Bu satırlarda daha önce de birkaç kez ifade ettiğimi özetlemiş Fatih Terim. TFF, 2. ve 3. Lig’de (hatta buna 100’ü aşkın kulübün yer aldığı Bölgesel Amatör Lig’i de dahil edebiliriz) sadece maddi açıdan güçlü takımların yer almasını istiyor. Çünkü ne kadar fazla para dönerse, gelir o kadar artar. Gelir ne kadar artarsa, TFF’nin kasası o kadar dolar. TFF’nin kasası ne kadar dolarsa, şimdiye kadar yapılan tüm fuzuli harcamaların daha da sükseli bir şekilde yapılması sürdürülebilir.

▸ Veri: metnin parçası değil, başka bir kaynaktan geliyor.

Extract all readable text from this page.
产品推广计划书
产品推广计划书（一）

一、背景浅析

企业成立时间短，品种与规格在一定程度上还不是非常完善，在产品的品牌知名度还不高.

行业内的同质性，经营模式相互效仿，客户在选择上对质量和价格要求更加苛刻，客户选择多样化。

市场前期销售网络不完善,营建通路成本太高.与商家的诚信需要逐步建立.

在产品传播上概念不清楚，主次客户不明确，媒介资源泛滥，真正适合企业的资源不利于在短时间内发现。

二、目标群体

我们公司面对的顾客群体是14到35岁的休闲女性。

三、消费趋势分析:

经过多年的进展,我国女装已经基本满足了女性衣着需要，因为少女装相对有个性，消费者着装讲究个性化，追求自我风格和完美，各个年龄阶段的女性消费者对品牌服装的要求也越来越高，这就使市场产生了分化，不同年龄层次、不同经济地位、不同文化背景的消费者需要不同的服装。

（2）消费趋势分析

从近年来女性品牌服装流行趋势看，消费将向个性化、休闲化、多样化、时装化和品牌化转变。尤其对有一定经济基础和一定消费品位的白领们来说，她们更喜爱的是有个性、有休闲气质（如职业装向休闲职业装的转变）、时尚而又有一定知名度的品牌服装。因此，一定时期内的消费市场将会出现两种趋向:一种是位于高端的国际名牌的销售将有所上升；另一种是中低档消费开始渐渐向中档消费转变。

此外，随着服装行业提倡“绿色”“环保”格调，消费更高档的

“Bazı kulüplerimizin hali ortada. Bazıları ise modern şekilde yönetiliyor. ‘İkisini aynı kefeye mi koyalım?’ dedim. Ben iyi ile kötüyü aynı kefeye koymama taraftarıyım. Spor Toto 2 ve 3. Lig’in yeniden organize edilmesi için kimse itiraz olabilir mi? Özellikle 3. Lig’in yeniden dizayn edilmesinde büyük yarar görüyorum.”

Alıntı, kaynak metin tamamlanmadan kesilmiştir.